A Associação Sindical dos Profissionais de Inspeção Tributária e Aduaneira (APIT) considera que deve ser eliminado o atendimento presencial em serviços da Autoridade Tributária e Aduaneira (AT) localizados em zonas mais afetadas pela Covid-19. À cabeça são elencados mais de 12 serviços de finanças localizados no Porto, Maia, Gondomar, Matosinhos e Lisboa, numa altura em que a AT regista 28 casos positivos de infeção por Covid-19 de trabalhadores em efetividade de funções.

“Não faz sentido que exista a possibilidade de manter o atendimento presencial mesmo que seja por marcação em serviços de finanças que estão no top 10 dos concelhos com maior número de infeções”, defende ao Jornal Económico Nuno Barroso, presidente da APIT, sinalizando aqui como zonas de maior risco Porto, Maia, Gondomar, Matosinhos e Lisboa.

“Está-se à esperar de acontecer alguma desgraça para depois procederem ao fecho desses serviços?”, questiona Nuno Barroso, alertando ainda para o facto de existirem perto de uma dezena de funcionários da Alfândega de Leixões que estão infectados por Covid-19, mas, alerta, os edifícios não foram encerrados”.

“Apenas um dos edifícios, onde trabalhamos funcionários infectados foi encerrado, mas não se encerram os outros três, por onde circulam funcionários entre edifícios.

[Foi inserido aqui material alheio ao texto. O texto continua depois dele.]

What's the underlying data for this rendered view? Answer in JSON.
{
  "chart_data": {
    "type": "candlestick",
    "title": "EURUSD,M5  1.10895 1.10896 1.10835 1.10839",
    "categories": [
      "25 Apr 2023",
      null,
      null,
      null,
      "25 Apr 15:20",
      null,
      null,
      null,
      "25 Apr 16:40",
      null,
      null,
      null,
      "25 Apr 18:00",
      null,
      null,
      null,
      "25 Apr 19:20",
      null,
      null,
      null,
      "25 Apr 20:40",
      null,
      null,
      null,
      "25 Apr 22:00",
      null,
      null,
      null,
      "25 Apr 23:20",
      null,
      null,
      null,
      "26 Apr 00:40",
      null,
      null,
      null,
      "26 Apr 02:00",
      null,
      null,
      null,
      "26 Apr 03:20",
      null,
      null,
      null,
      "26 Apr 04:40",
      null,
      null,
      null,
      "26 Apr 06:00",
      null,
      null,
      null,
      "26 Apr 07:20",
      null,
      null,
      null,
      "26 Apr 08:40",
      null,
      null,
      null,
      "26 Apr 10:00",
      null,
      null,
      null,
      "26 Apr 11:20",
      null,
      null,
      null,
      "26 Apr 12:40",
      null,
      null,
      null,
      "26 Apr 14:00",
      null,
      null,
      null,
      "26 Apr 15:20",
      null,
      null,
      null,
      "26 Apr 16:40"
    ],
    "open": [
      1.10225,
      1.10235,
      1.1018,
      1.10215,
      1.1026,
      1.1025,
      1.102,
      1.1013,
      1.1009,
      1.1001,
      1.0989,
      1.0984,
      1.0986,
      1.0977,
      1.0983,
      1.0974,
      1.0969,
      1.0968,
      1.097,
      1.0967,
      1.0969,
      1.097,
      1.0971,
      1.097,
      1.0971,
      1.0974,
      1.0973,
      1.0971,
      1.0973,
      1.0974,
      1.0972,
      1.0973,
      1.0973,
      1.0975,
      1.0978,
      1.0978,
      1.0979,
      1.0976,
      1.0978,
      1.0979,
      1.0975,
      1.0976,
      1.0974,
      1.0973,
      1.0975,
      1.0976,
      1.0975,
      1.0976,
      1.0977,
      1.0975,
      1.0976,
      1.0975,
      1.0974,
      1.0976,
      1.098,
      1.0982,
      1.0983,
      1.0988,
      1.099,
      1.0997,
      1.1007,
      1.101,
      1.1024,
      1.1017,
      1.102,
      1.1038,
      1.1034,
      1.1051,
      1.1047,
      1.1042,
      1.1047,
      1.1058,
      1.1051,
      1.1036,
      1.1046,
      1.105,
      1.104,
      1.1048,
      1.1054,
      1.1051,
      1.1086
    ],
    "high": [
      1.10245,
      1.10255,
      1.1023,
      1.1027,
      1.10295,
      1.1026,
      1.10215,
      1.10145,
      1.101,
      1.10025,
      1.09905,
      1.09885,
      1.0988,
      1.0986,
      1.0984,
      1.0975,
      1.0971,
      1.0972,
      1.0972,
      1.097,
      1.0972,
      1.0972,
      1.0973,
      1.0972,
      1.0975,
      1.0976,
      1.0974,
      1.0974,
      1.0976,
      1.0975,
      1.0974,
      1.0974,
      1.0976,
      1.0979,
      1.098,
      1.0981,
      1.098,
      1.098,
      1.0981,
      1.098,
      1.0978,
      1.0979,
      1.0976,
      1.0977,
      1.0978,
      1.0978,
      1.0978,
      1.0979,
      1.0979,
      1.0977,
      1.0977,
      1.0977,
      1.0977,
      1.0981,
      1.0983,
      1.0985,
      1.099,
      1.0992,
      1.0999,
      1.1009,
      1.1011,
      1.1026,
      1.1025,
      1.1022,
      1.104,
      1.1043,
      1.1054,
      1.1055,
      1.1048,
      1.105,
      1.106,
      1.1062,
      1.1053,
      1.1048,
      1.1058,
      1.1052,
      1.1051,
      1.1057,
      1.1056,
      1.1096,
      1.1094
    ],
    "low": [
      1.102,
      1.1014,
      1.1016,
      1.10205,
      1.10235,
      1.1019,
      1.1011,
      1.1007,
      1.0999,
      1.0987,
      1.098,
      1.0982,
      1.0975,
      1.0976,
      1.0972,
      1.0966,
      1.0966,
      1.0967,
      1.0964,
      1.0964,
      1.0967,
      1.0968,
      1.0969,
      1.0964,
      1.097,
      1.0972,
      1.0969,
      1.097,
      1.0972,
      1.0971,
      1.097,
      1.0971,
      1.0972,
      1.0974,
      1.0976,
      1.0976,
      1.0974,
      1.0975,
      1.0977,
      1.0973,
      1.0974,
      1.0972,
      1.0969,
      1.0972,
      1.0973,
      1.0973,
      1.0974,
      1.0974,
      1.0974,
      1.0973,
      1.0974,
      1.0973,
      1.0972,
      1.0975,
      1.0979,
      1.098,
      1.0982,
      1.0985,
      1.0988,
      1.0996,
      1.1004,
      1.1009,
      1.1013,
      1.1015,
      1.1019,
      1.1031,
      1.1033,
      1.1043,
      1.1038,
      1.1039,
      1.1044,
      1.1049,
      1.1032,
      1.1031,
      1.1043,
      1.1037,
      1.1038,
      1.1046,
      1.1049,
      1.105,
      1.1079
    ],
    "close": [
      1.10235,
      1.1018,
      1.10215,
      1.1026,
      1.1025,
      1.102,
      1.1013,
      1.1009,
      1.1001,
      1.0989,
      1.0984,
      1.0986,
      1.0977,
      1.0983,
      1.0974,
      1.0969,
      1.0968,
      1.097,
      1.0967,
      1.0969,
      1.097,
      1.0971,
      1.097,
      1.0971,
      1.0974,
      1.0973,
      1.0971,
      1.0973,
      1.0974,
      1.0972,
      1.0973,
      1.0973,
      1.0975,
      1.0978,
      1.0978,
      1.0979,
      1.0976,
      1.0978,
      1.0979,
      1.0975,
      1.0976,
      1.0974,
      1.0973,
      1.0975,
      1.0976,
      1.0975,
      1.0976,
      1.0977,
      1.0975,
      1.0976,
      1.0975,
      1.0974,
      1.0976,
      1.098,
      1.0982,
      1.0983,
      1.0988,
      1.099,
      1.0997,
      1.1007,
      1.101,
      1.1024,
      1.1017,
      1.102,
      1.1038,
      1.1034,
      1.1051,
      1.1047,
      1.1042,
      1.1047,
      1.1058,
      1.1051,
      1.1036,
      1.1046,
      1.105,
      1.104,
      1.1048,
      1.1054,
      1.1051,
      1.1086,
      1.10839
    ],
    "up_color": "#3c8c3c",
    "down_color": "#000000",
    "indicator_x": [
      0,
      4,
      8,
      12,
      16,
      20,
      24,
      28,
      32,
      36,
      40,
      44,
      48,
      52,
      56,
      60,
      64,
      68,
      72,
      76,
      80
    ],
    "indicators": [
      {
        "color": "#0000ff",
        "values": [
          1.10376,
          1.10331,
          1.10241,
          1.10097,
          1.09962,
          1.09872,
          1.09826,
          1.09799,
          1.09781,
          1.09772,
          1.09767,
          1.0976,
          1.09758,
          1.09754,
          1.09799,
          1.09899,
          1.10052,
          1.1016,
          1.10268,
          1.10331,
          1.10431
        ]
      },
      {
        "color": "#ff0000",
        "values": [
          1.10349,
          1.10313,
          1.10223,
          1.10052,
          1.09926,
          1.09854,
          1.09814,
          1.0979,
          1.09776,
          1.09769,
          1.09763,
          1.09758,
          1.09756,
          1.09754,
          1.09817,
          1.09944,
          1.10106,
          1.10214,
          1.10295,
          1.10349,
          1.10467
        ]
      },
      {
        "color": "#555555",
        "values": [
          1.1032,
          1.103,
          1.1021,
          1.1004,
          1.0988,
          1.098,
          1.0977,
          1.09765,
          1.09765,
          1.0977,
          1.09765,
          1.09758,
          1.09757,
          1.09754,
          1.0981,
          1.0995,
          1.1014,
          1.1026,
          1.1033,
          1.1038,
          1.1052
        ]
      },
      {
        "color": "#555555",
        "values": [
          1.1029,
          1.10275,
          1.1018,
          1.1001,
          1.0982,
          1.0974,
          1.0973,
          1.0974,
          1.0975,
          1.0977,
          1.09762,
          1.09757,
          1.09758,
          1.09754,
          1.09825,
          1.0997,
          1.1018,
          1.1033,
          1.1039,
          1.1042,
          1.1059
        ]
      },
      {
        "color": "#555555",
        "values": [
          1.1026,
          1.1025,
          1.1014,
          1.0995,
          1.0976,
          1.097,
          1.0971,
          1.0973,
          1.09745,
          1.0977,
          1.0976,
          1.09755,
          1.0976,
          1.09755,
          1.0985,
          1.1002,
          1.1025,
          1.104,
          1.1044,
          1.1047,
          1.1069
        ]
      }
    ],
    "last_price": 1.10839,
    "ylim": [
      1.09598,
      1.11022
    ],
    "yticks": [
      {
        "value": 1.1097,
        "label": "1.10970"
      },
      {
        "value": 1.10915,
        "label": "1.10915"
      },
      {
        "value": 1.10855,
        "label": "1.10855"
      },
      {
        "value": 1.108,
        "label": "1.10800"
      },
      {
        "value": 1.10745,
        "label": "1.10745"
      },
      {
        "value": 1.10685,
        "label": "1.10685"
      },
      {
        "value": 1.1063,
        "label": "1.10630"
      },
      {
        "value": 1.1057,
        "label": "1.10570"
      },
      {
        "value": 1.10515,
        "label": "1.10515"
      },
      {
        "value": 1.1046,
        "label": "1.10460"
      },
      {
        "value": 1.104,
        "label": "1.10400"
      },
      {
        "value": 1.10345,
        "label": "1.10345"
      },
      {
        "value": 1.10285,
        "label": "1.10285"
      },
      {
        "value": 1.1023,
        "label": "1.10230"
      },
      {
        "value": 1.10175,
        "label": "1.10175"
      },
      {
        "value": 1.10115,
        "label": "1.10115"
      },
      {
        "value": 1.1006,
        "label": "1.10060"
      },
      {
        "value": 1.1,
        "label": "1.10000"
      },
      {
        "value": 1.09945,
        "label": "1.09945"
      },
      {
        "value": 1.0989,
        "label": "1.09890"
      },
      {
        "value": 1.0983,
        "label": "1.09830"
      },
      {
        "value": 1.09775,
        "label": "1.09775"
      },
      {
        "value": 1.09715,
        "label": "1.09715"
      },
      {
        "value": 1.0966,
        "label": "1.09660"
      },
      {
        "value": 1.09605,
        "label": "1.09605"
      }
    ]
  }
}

Deviam ter sido encerrados para desinfeção, como recomendam as normas da DGS, e os funcionários voltarem ao serviço, pelo menos três dias após este procedimento”.

A APIT defende, por isso, “a eliminação por completo do atendimento presencial, em especial, e de forma urgente e imediata, em serviços localizados em áreas geográficas de maior incidência da infeção”.

A Associação já solicitou aos Recursos Humanos da AT, que com caráter de urgência, remeta informação própria no sentido de informar e proteger os operacionais que exerçam funções em locais de risco mais elevado, ou que possam ser confrontados com situações de risco (aeroportos, portos, marinas, encomendas postais e pequenos volumes).

Os inspetores tributários solicitaram ainda “a distribuição de luvas descartáveis e máscaras de proteção”, reforçando “que os colegas, com especial referência para os que laboram nas áreas referidas, deverão também eles e o quanto antes solicitar a distribuição de material adequado à sua proteção, designadamente, as luvas descartáveis e as máscaras de proteção”. Para a associação, é importante o “aprofundamento das condições de segurança e saúde nos serviços que poderão mais diretamente ser afetados”, sublinhando que “as entidades aeronáuticas já iniciaram a distribuição de informação para todos os operacionais em locais de risco acrescido”.

Propostas para reduzir risco de contágio

A APIT entregou um conjunto de propostas aos dirigentes da AT para reduzir a possibilidade de contágio entre os funcionários do fisco.

Nessa lista está a redução das equipas/setores para “um máximo de 50% do efetivo com uma rotatividade mínima de 15 dias (e nunca de apenas uma semana, ou, em dias alternados)”, a APIT considera ser “impensável” que o plano de contingência, no caso dos serviços que mantêm presença efetiva de trabalhadores, não contemple esta rotatividade e separação.

A estrutura sindical refere também que não deve haver manutenção de trabalhadores em trabalho presencial quando o espaço é reduzido.

De acordo com do Ministério das Finanças no início desta semana, “mais de 7.000 trabalhadores da AT” já se encontram em teletrabalho, o que exigiu um forte esforço de adaptação destes profissionais e também da infraestrutura tecnológica”.

“Não é possível apresentar a missão e as funções desempenhadas pela AT como funções essenciais do Estado e não ter, de forma generalizada e uniformizada, garantidas as condições organizativas e de absoluta segurança para as poder levar por diante, permitindo até a ocorrência de demasiadas situações de incumprimento das regras mais básicas no combate à disseminação desta doença”, assinala a APIT, chamando a atenção para a existência de casos positivos de Covid-19 entre os trabalhadores da AT.

Esta situação assinala ainda, faz com que os trabalhadores tenham de recorrer a planos ‘B’ não pensados, sem terem ‘visto’ alguma vez implementado um plano ‘A’”.

Apesar de ter consciência das dificuldades na aquisição de material de proteção, esta estrutura sindical recusa aceitar que se continue a manter “de forma ficcional o cumprimento das orientações da AT e da própria Direção Geral de Saúde na salvaguarda da saúde, e mesmo da vida dos Trabalhadores da AT”.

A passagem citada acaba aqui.